祈无病看着他漩涡般深沉的瞳孔,突然有些走神。
印象中的闻医生,高高在上,说出的话一点温度都没有,好像只是个冰冷的医疗机器。
从来没有说出过这种,极度不要脸的话。
祈无病脸上的热度海啸似的又卷了回去,做什么?什么叫我想不想做?
说得好像我欲求不满一样。
他想说一句,我做你大爷,但还是忍住了,他笑了笑,和闻观对视,一脸认真的挑衅,“想啊,想做很久了,约个时间?”
闻观似乎有点惊讶,仅愣了两秒,立马接上了,“今晚十点,去我家。”
祈无病冷笑,“不见不散。”
他仗着这个闻观不是以前那个,胆子大极了。
拉着行李牵着狗正要走出医院大楼的祈无病表情有些空白。
怎么就答应了?
还真要做?
这算什么?玩一夜情?
虽然现在的闻医生和以前的不一样了,但毕竟长的一模一样,心理压力还是会有的,这怎么敢往狠了做?
他不自觉把自己放到了攻的位置上,连用什么润滑都帮闻观想好了。
昨天因为被身体检查怂到逃跑的事儿已经被他选择性忘记了。
只是这个想法还没往深了进行,他眼前快速的划过一道虚影。
接着就是巨响。
鲜血喷溅骨骼崩裂的声音。
是个人。
他从医院顶楼极速坠落,狠狠的砸在了地上。
已经死了。
几乎摔成了肉酱,只能从染血的衣服上辨认出,他是刚才在闻观那儿心理咨询的最后那个病人。

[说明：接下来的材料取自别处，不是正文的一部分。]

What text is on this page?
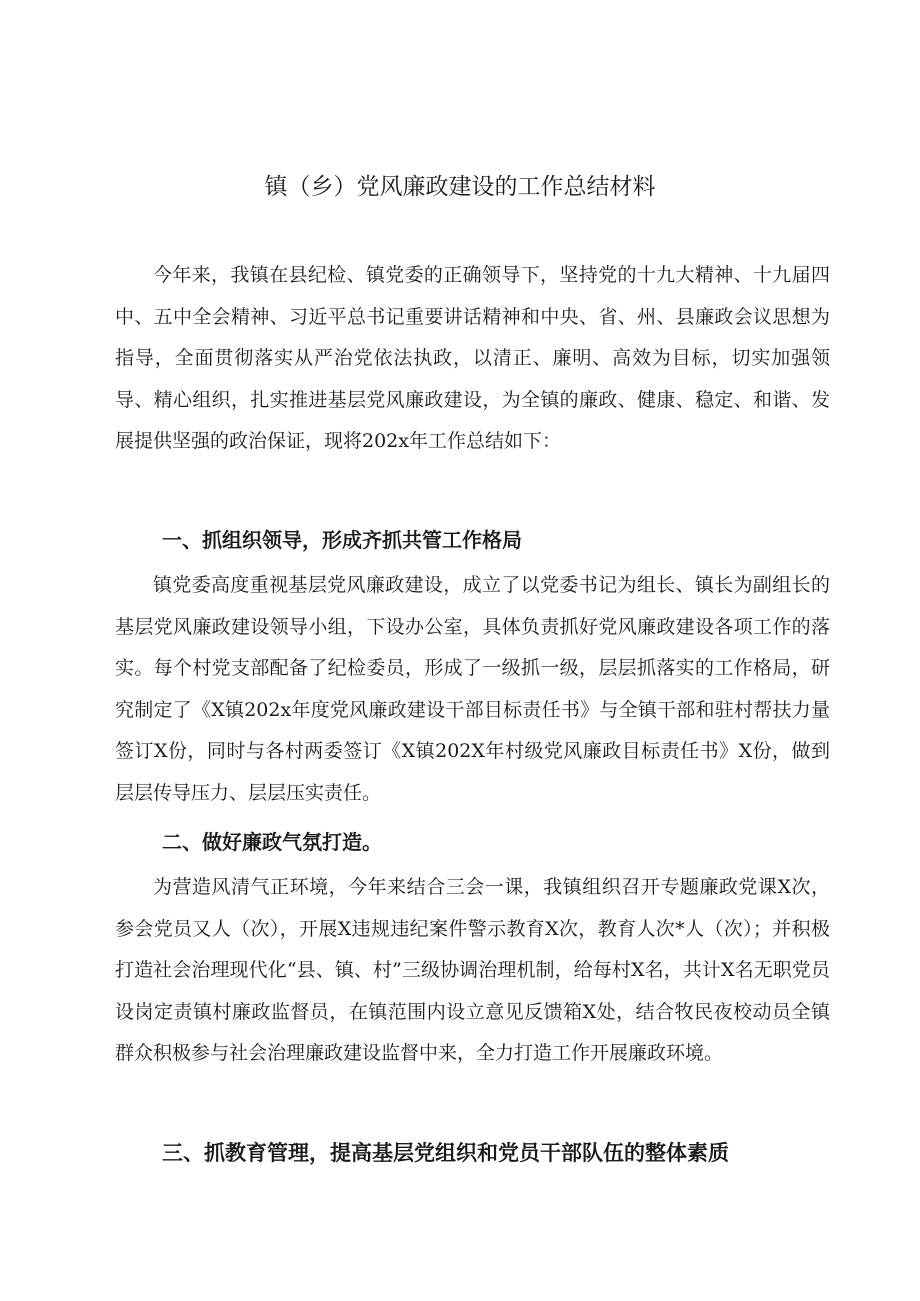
镇（乡）党风廉政建设的工作总结材料

今年来，我镇在县纪检、镇党委的正确领导下，坚持党的十九大精神、十九届四中、五中全会精神、习近平总书记重要讲话精神和中央、省、州、县廉政会议思想为指导，全面贯彻落实从严治党依法执政，以清正、廉明、高效为目标，切实加强领导、精心组织，扎实推进基层党风廉政建设，为全镇的廉政、健康、稳定、和谐、发展提供坚强的政治保证，现将202x年工作总结如下：

一、抓组织领导，形成齐抓共管工作格局

镇党委高度重视基层党风廉政建设，成立了以党委书记为组长、镇长为副组长的基层党风廉政建设领导小组，下设办公室，具体负责抓好党风廉政建设各项工作的落实。每个村党支部配备了纪检委员，形成了一级抓一级，层层抓落实的工作格局，研究制定了《X镇202x年度党风廉政建设干部目标责任书》与全镇干部和驻村帮扶力量签订X份，同时与各村两委签订《X镇202X年村级党风廉政目标责任书》X份，做到层层传导压力、层层压实责任。

二、做好廉政气氛打造。

为营造风清气正环境，今年来结合三会一课，我镇组织召开专题廉政党课X次，参会党员又人（次），开展X违规违纪案件警示教育X次，教育人次*人（次）；并积极打造社会治理现代化“县、镇、村”三级协调治理机制，给每村X名，共计X名无职党员设岗定责镇村廉政监督员，在镇范围内设立意见反馈箱X处，结合牧民夜校动员全镇群众积极参与社会治理廉政建设监督中来，全力打造工作开展廉政环境。

三、抓教育管理，提高基层党组织和党员干部队伍的整体素质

祈无病站在那儿,看着那滩血珀,看着那有点眼熟的衣服颜色,愣住了。
上面的污迹已经被血浸透,看不出原来的样子。
尸体,是他见过最丑陋的东西。
混沌的像个畸形的怪物。
自己死的时候,也是这幅样子吗?
身体有些冰冷,在缓缓发抖。
很快,胳膊的位置有人攥紧,似乎在给他传递暖意,“别看了,走吧,已经报警了。”
祈无病轻声问,“他什么病?”
闻观回答,“中度躁狂和偏执性精神病。”
祈无病猛地瑟缩了一下,“我记得你以前给我的诊断书里,也有偏执性精神病。”他顿了顿,转身抓住闻观的手,“我,我也会这样吗?”
闻观似乎想到了什么,眼底闪过一丝冰冷,语气却温和了起来,“不会的,只要你听我的话,好好吃药,就没事。”
他说,“在我这里,只有两种人治不好。”
“一种是病入膏肓无药可救的,一种。”闻观想了想,“是大彻大悟给自己做了选择的人。”
其实还有一种。
闻观笑了笑,没说出口。
还有一种,是祈无病这样的。
连选择都不愿意做,嘴上说着怕死,行为却在叛逆的拒绝被拯救,矛盾又残忍。
死过一次又再一次近距离接触死亡的他,终于害怕了。
闻观舔了舔嘴唇,表情依旧温和,他放轻了声音,“先别走了,一会儿警察会来问话,你等着我,一起回家。”
祈无病眼神还有飘忽,他慢吞吞地点头,“嗯”了一声。
尸体直接拉到了停尸间,已经碎的不成样子。
来了一个警队,调查了下楼顶,果断认定是自杀就草草结案。
只是刚结没多久,魏潜就带着人来了,步步生风,明显没带几分善意。
他没有什么客套的开场白,直接找闻观问话。
祈无病这会儿正烦着,平静下来之后就打算离开的,却被带上了警车。
“这是要去哪?”他疑惑的问。
旁边坐着的小警官笑眯眯的说,“你的老熟人要见你,聊几句。”
祈无病皱眉,什么老熟人?在这儿有熟人么?
他想了想,“为什么要找闻医生问话?”
小警官说,“死的毕竟是他的病人,总得问问清楚。”
祈无病沉默了。
办公室。
闻观坐在那儿,还在悠哉的把玩着小锤儿,“魏队长,想问什么尽管问,我一定配合。”
魏潜眯着眼睛看他,“怎么,恢复记忆了?”
闻观抬眼,“哟,这么了解我,平时没少观察监视吧。”
魏潜冷笑,“还是失忆的你比较可爱。彻底恢复还是间歇性的?”
闻观懒洋洋的叹了口气,“间歇,出来一次挺不容易的。”
“刚才跳楼那人,是你做的诊疗吧?”魏潜的眼神有些凉意。
闻观轻笑两声,“这你可真误会我了,他的会诊不是我做的,是你嘴里那位可爱的闻医生做的。我倒是无辜且不太认可的围观了全程呢。”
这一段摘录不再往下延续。